The vast majority of data in the “Taylor & Francis” is published by Informa UK Ltd which is the parent company of Taylor & Francis. If you visit an article in an Informa journal, such as Enhanced Selectivity of Ultraviolet-Visible Absorption Spectroscopy with Trilinear Decomposition on Spectral pH Measurements for the Interference-Free Determination of Rutin and Isorhamnetin in Chinese Herbal Medicine the supplementary information is stored in Figshare. These links between the publication and the supplementary information are treated as “citations” in the corpus. Is this what we mean by citation? If so, we are not measuring the use of data, but rather its publication.

Top 20 publishers

Top 20 publishers in Data Citation Corpus

The top 20 publishers of articles that cite data in the corpus are shown above. It would be interesting to know how much this reflects publication policies of these publishers (e.g., open versus closed access, indexing in Pubmed, availability of XML, etc.) versus actual citation of data. Biodiversity people might be pleased to see Pensoft appearing in the top 20.

GBIF

You can also explore the data by individual repository.

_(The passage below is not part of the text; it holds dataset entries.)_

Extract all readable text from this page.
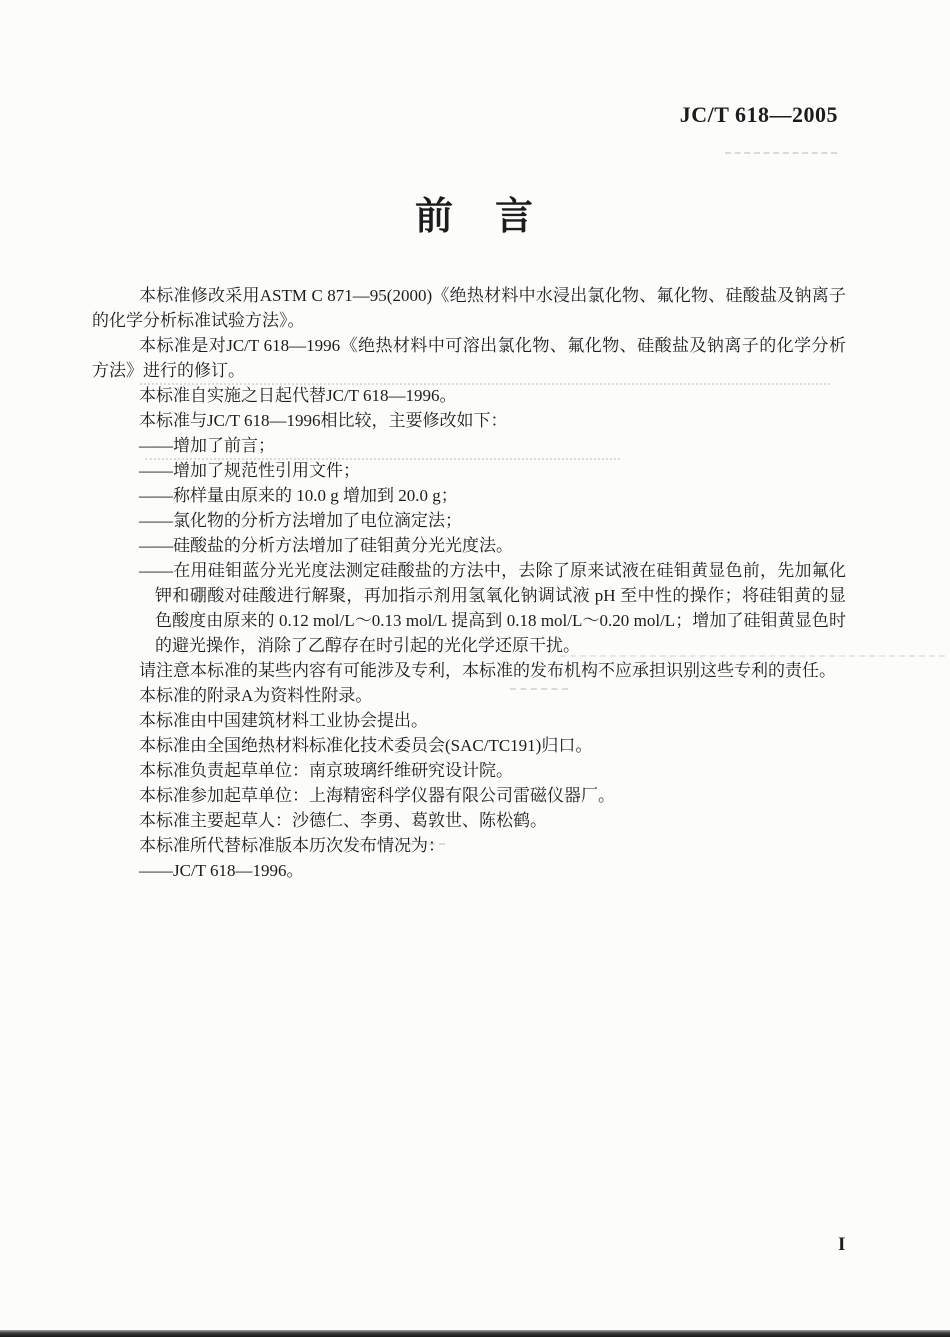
JC/T 618—2005
前　言

本标准修改采用ASTM C 871—95(2000)《绝热材料中水浸出氯化物、氟化物、硅酸盐及钠离子的化学分析标准试验方法》。

本标准是对JC/T 618—1996《绝热材料中可溶出氯化物、氟化物、硅酸盐及钠离子的化学分析方法》进行的修订。

本标准自实施之日起代替JC/T 618—1996。

本标准与JC/T 618—1996相比较，主要修改如下：

——增加了前言；

——增加了规范性引用文件；

——称样量由原来的 10.0 g 增加到 20.0 g；

——氯化物的分析方法增加了电位滴定法；

——硅酸盐的分析方法增加了硅钼黄分光光度法。

——在用硅钼蓝分光光度法测定硅酸盐的方法中，去除了原来试液在硅钼黄显色前，先加氟化钾和硼酸对硅酸进行解聚，再加指示剂用氢氧化钠调试液 pH 至中性的操作；将硅钼黄的显色酸度由原来的 0.12 mol/L～0.13 mol/L 提高到 0.18 mol/L～0.20 mol/L；增加了硅钼黄显色时的避光操作，消除了乙醇存在时引起的光化学还原干扰。

请注意本标准的某些内容有可能涉及专利，本标准的发布机构不应承担识别这些专利的责任。

本标准的附录A为资料性附录。

本标准由中国建筑材料工业协会提出。

本标准由全国绝热材料标准化技术委员会(SAC/TC191)归口。

本标准负责起草单位：南京玻璃纤维研究设计院。

本标准参加起草单位：上海精密科学仪器有限公司雷磁仪器厂。

本标准主要起草人：沙德仁、李勇、葛敦世、陈松鹤。

本标准所代替标准版本历次发布情况为：

——JC/T 618—1996。

I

For example, the top 20 publishers of articles citing data in GBIF shows Pensoft at number one. This reflects the subject matter of Pensoft journals, and Pensoft’s focus on best practices for publishing data. From GBIF’s perspective, perhaps that organisation would want to extend their reach beyond core biodiversity journals.

Top 20 publishers citing data from GBIF

Citation

The vast majority of data in the Data Citation Corpus is cited only once.

Frequency of citation

Given that much of these “citations” may be by the publication that makes the data available, it’s not clear to me that the corpus is actually measuring citation (i.e., reuse of the data). Instead it may just be measuring publication (e.g., the link betwene a paper and its supplementary data). To answer this we’d need to drill down into the data more.

Note that some data items have large numbers of citations, the highest is “LY294002” with 9983 citations, with the next being “A549” with 5883 citations. LY294002 is a chemical compound that acts as an inhibitor, and A549 is cell type. The citation corpus regards both as accession numbers for sequences(!). Hence it’s likely that the most cited data records are not data at all, but false matches to other entities, such as chemicals and cells. These false matches are still a major problem for the corpus.

Summary

I think there is so much potential here, but there are significant data quality issues. Anyone basing metrics upon this corpus would need to proceed very carefully.